In spring 2007, Iranian president Mahmoud Ahmadinejad met in Tehran with a visiting delegation of Christian leaders from a number of U.S. faith groups, including some from the National Council of Churches. During the candid conversation, the group challenged Ahmadinejad's statements about the Holocaust and his alleged pursuit of nuclear weapons. "Ahmadinejad comes across as a very religious man," said the Rev. Dr. Shanta Premawardhana, NCC's Associate General Secretary for Interfaith Relations. J. Daryl Byler, Director of the Mennonite Central Committee Washington Office (not an NCC member group), reportedly described Ahmadinejad as having a measured tone, seeming reasonable and having a witty personality. Abraham H. Foxman, National Director of Anti-Defamation League, criticized the visit: "By meeting with Ahmadinejad, these American Christian leaders are collaborating with a dangerous despot who calls for the destruction of Israel and denies the six million Jewish victims of the Holocaust," Foxman said. [2]

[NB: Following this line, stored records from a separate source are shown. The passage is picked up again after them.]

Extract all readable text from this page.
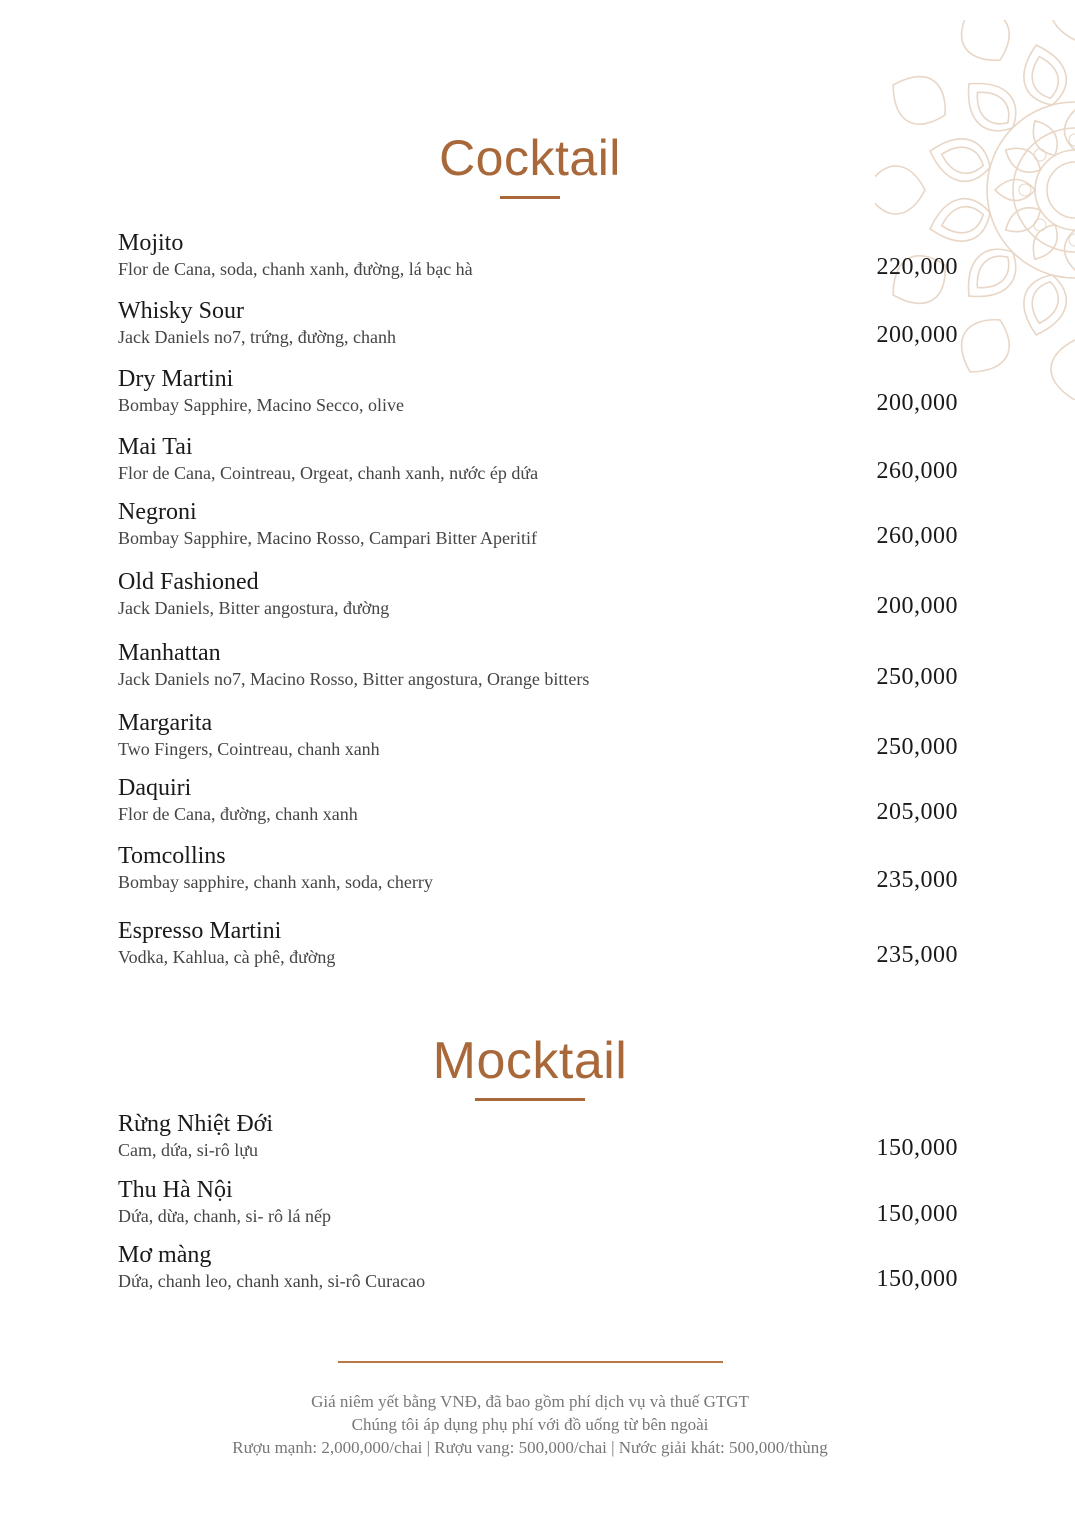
Cocktail
Mojito
Flor de Cana, soda, chanh xanh, đường, lá bạc hà	220,000
Whisky Sour
Jack Daniels no7, trứng, đường, chanh	200,000
Dry Martini
Bombay Sapphire, Macino Secco, olive	200,000
Mai Tai
Flor de Cana, Cointreau, Orgeat, chanh xanh, nước ép dứa	260,000
Negroni
Bombay Sapphire, Macino Rosso, Campari Bitter Aperitif	260,000
Old Fashioned
Jack Daniels, Bitter angostura, đường	200,000
Manhattan
Jack Daniels no7, Macino Rosso, Bitter angostura, Orange bitters	250,000
Margarita
Two Fingers, Cointreau, chanh xanh	250,000
Daquiri
Flor de Cana, đường, chanh xanh	205,000
Tomcollins
Bombay sapphire, chanh xanh, soda, cherry	235,000
Espresso Martini
Vodka, Kahlua, cà phê, đường	235,000
Mocktail
Rừng Nhiệt Đới
Cam, dứa, si-rô lựu	150,000
Thu Hà Nội
Dứa, dừa, chanh, si- rô lá nếp	150,000
Mơ màng
Dứa, chanh leo, chanh xanh, si-rô Curacao	150,000
Giá niêm yết bằng VNĐ, đã bao gồm phí dịch vụ và thuế GTGT
Chúng tôi áp dụng phụ phí với đồ uống từ bên ngoài
Rượu mạnh: 2,000,000/chai | Rượu vang: 500,000/chai | Nước giải khát: 500,000/thùng
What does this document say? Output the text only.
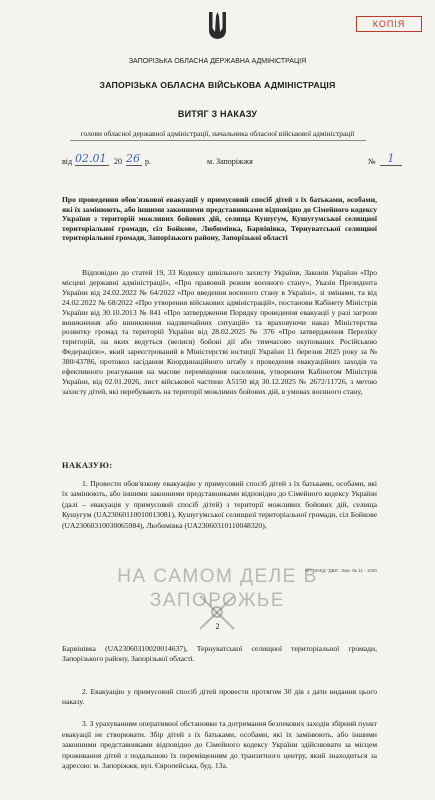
КОПІЯ
ЗАПОРІЗЬКА ОБЛАСНА ДЕРЖАВНА АДМІНІСТРАЦІЯ
ЗАПОРІЗЬКА ОБЛАСНА ВІЙСЬКОВА АДМІНІСТРАЦІЯ
ВИТЯГ З НАКАЗУ
голови обласної державної адміністрації, начальника обласної військової адміністрації
від 02.01 20 26 р.	м. Запоріжжя	№	1
Про проведення обов'язкової евакуації у примусовий спосіб дітей з їх батьками, особами, які їх замінюють, або іншими законними представниками відповідно до Сімейного кодексу України з територій можливих бойових дій, селища Кушугум, Кушугумської селищної територіальної громади, сіл Бойкове, Любимівка, Барвінівка, Тернуватської селищної територіальної громади, Запорізького району, Запорізької області
Відповідно до статей 19, 33 Кодексу цивільного захисту України, Законів України «Про місцеві державні адміністрації», «Про правовий режим воєнного стану», Указів Президента України від 24.02.2022 № 64/2022 «Про введення воєнного стану в Україні», зі змінами, та від 24.02.2022 № 68/2022 «Про утворення військових адміністрацій», постанови Кабінету Міністрів України від 30.10.2013 № 841 «Про затвердження Порядку проведення евакуації у разі загрози виникнення або виникнення надзвичайних ситуацій» та враховуючи наказ Міністерства розвитку громад та територій України від 28.02.2025 № 376 «Про затвердження Переліку територій, на яких ведуться (велися) бойові дії або тимчасово окупованих Російською Федерацією», який зареєстрований в Міністерстві юстиції України 11 березня 2025 року за № 380/43786, протокол засідання Координаційного штабу з проведення евакуаційних заходів та ефективного реагування на масове переміщення населення, утвореним Кабінетом Міністрів України, від 02.01.2026, лист військової частини А5150 від 30.12.2025 № 2672/11726, з метою захисту дітей, які перебувають на території можливих бойових дій, в умовах воєнного стану,
НАКАЗУЮ:
1. Провести обов'язкову евакуацію у примусовий спосіб дітей з їх батьками, особами, які їх замінюють, або іншими законними представниками відповідно до Сімейного кодексу України (далі – евакуація у примусовий спосіб дітей) з території можливих бойових дій, селища Кушугум (UA23060110010013081), Кушугумської селищної територіальної громади, сіл Бойкове (UA23060310030065984), Любимівка (UA23060310110048320),
НП "ЗАКД "ДВК", Зам. № 11 - 1000
НА САМОМ ДЕЛЕ В
ЗАПОРОЖЬЕ
2
Барвінівка (UA23060310020014637), Тернуватської селищної територіальної громади, Запорізького району, Запорізької області.
2. Евакуацію у примусовий спосіб дітей провести протягом 30 дів з дати видання цього наказу.
3. З урахуванням оперативної обстановки та дотримання безпекових заходів збірний пункт евакуації не створювати. Збір дітей з їх батьками, особами, які їх замінюють, або іншими законними представниками відповідно до Сімейного кодексу України здійснювати за місцем проживання дітей з подальшою їх переміщенням до транзитного центру, який знаходиться за адресою: м. Запоріжжя, вул. Європейська, буд. 13а.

[edit] Conservative and Far Right

There has been a vigorous, ongoing conservative reaction to the work of the NCC. Some evangelicals, fundamentalists, and the politically-aligned religious right, notably the privately-funded Institute on Religion and Democracy, generally accuse the NCC of being a left-wing organization. The NCC has long voiced support for minimum wage laws, environmentalist policies, affirmative action [3], and other policies generally opposed by the political right. In addition, some conservatives object that the Revised Standard and New Revised Standard versions of the Bible, translated under NCC sponsorship, are reflections of theological liberalism. The NRSV has been especially criticized for its tendency toward gender-neutral language. Some criticism from the right includes reputed past support for Marxist regimes, what some critics call a biased policy towards Cuba, and relative silence by the NCC towards political and religious prisoners in countries with left-leaning and totalitarian leadership.[citation needed] The NCC has also been accused of being infiltrated by New Age philosophies.

[edit] Liberal

The NCC has consistently declined to take public positions on issues where there is not consensus among its diverse constituent member bodies, and this results in criticism by some liberal Protestants. One issue raised is that the NCC has declined to extend membership to both the Metropolitan Community Church and Unitarian Universalist Association, organizations whose ministry advocates full participation by gay, lesbian, bisexual and transgendered people.

[edit] Online

The NCC provides extensive, searchable online resources through its Web site (http://www.ncccusa.org) and at a membership-based public advocacy Web site, FaithfulAmerica (http://www.FaithfulAmerica.org). Occasional e-mailed updates and newsletters about these services, sent to constituents, sometimes cause critics to accuse the NCC of spamming; however, every such message provides a clearly identified "unsubscribe" option in full compliance with all regulations.